As an ex-smoker I can't say I am very keen on smoking as a rule but there are worst things in life so maybe just cut down. As for loosing weight, well I'm around eleven and a half stone and five foot two and again I just sort of work around it. Having been suffering from depression (and other things too) I have put loosing weight on the bottom of things to do, the important things for me to change atm are my mindset and my life, the rest can wait.
Not that my priorities should be yours but would those two things really help how you feel about yourself and how you feel about life? If the answer is yes then go for it but do it using babysteps as I suspect you are like me in that you will tear yourself apart if you percieve yourself as failing.
I really hope you can learn to treat YourSelf with kindness, it's important!

Pantofino · 31/12/2011 20:41

Who told you you were boring? Him? The things you have thought of that need changing are the very things HE says he doesn't like. Lose weight and give up smoking when YOU want to. Sounds like he moans about your weight then offers you snacks in the evening - the worst time for eating shit. He doesn't WANT you to lose weight obviously - otherwise he would discourage such things. He wants it as another stick to beat you with!

Here is a plan:

  1. Stop thinking about him, what he wants, what he likes/doesn.t like etc.
  2. Start thinking about what YOU like. What do you like to do? Go out with friends, spend time with your kids, read a book, go for a walk, join an evening class? Do these things. Get out of the house. Find a local MNetter to have coffee with.
  3. Stop letting him ruin your weekend. Don't suggest joint activities - make your own plans. If friends aren't available, you can take a book to a coffee shop or go and see a movie or mooch round the shops or go visit something. Or arrange something fun with the kids.

Even if you aren't ready to make a big break - I am sure you could introduce much more joy into your life.

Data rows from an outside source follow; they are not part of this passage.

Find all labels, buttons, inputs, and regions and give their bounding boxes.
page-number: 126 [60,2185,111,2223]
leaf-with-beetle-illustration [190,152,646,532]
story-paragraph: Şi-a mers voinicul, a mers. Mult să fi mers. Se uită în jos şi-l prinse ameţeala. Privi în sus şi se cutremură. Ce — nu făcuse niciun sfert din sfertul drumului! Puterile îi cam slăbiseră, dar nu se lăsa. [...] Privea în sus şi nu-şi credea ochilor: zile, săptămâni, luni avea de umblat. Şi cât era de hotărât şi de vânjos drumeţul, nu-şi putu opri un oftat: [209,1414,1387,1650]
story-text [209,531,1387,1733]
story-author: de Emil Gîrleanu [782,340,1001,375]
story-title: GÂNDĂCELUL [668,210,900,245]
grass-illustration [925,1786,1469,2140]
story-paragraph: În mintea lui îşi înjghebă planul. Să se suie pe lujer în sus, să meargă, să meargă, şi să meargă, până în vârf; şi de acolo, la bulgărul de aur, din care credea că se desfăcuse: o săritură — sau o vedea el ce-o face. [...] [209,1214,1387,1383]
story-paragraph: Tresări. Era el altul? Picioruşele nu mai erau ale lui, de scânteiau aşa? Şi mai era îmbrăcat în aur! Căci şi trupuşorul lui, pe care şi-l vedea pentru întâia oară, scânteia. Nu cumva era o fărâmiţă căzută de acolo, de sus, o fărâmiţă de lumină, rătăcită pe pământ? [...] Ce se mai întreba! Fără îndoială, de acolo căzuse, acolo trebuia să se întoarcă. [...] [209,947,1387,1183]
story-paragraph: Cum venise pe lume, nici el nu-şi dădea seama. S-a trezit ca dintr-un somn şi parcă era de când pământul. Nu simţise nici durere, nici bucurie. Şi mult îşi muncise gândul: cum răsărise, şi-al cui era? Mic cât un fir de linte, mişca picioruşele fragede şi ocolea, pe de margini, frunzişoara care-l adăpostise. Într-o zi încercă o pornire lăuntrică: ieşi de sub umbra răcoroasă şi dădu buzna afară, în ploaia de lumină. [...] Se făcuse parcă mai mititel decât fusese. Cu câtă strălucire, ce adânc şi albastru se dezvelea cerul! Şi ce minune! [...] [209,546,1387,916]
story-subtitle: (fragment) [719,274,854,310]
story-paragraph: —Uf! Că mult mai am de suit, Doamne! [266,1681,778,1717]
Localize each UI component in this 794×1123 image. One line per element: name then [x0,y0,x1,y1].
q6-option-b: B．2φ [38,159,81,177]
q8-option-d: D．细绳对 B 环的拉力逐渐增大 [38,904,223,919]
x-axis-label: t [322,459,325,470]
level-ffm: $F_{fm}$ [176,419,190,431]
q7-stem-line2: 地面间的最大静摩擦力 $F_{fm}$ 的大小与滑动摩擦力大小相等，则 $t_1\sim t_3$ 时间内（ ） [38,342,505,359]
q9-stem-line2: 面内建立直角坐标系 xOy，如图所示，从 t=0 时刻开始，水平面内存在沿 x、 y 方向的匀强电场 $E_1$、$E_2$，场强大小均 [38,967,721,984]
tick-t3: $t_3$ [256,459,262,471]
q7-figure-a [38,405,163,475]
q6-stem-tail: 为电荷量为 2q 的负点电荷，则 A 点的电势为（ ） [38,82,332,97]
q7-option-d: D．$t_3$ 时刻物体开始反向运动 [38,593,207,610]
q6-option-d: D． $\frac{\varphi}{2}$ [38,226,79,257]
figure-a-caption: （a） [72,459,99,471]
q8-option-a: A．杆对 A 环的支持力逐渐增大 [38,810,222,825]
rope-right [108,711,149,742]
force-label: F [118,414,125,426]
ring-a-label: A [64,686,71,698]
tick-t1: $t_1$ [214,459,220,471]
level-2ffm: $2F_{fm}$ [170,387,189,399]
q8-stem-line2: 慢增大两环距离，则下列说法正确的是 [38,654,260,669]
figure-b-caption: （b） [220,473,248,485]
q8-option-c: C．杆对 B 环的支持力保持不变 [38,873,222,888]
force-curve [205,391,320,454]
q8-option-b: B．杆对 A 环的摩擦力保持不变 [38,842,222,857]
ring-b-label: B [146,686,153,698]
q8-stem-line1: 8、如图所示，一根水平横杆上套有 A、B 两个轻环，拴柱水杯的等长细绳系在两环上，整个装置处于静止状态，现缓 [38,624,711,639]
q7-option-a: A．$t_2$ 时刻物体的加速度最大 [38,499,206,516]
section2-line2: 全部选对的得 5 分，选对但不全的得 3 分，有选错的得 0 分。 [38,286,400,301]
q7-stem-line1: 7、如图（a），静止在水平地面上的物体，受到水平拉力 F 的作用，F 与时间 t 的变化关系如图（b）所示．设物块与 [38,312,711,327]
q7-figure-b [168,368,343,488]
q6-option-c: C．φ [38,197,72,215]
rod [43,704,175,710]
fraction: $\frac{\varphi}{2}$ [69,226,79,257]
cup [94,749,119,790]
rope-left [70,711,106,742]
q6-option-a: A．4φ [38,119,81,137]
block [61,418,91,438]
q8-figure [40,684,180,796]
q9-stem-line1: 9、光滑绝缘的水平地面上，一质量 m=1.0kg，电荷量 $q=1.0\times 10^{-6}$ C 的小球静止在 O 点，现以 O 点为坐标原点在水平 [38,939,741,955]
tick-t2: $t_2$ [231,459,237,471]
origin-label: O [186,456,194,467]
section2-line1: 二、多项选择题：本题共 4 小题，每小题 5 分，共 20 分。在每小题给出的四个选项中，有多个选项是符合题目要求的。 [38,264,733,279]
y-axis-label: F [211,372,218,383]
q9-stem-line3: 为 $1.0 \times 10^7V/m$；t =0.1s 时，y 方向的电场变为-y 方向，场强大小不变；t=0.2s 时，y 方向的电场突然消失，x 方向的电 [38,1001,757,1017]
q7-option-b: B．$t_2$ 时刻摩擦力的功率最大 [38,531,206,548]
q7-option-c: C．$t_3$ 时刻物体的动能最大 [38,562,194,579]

He is a selfish arse. He won't like it when you are happier and not moping after him. This is good. Make or break - but at least you will be in a better place.

Pantofino · 31/12/2011 20:49

And he is NOT your best friend! BFs don't treat their friends like this, I am sorry to say. What you mean is that you have come to depend on him - yet he is not dependable. Sad

maleview70 · 31/12/2011 21:02

If the attraction has gone then it wouldn't matter if you became a size 10.

You need to end your relationship if it makes you this unhappy.